John Judge, chairman of the Accident Compensation Corporation, vented some steam after a parliamentary select committee last week about this newspaper's exposure of claims being rejected by ACC as degenerative conditions. Mr Judge called the articles "grossly ignorant" and said: "You find people that have got rather inane claims that have been denied and put them in the paper as if they're true, not giving the ACC time to respond, not making sure that the claimants give us permission to respond ..."
The broadside was peculiar. The series was published more than a year ago and it was successful in proving ACC had, without fanfare, changed the way it treated claims by the injured. The corporation held an internal review of its rejection of elective surgery claims and in May last year it admitted it had been too tough. But the chairman's outburst is timely because it appears ACC's rejection rate remains high, and today we return to the issue, inviting more recently injured people to tell us their stories so readers may see whether we are getting any better deal.
Among rejections revealed in the previous series was the case of a 59-year-old who fell off a ladder while clearing leaves from his roof. He suffered injuries to his buttock, shoulder, and neck. The only "inane" part of that claim was ACC's response. It rejected the claim on the basis of its medical adviser's view that it was "a degenerative condition rendered symptomatic following an accident".

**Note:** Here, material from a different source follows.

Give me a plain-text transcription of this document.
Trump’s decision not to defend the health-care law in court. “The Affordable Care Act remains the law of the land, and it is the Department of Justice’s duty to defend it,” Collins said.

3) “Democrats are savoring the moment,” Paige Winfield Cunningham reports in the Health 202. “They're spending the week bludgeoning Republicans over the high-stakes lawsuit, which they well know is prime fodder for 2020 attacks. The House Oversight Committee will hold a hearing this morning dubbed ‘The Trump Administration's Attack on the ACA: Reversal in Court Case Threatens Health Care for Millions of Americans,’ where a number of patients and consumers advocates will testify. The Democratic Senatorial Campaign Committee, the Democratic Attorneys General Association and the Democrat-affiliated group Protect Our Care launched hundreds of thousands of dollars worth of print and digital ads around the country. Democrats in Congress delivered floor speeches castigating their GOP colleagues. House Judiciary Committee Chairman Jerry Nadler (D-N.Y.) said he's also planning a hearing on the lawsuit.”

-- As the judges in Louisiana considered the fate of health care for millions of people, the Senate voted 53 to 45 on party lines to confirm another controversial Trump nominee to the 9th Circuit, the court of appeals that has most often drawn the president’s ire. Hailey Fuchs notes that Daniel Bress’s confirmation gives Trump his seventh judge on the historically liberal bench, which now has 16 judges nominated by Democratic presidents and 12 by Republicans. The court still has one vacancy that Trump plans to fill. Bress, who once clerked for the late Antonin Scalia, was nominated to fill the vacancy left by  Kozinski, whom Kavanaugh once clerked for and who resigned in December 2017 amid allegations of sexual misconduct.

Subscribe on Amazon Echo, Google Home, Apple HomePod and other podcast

A pharmacy manager was told her flat feet were to blame when she tripped on stairs while carrying a box of medicine and snapped a tendon in her left ankle.
All told, we heard about 400 cases last time. Many of them had been successful on appeal to a judge, but critics suspected ACC was banking on a high proportion of rejected claimants giving up and going away to pay for elective surgery themselves, if they could, or just bearing the pain.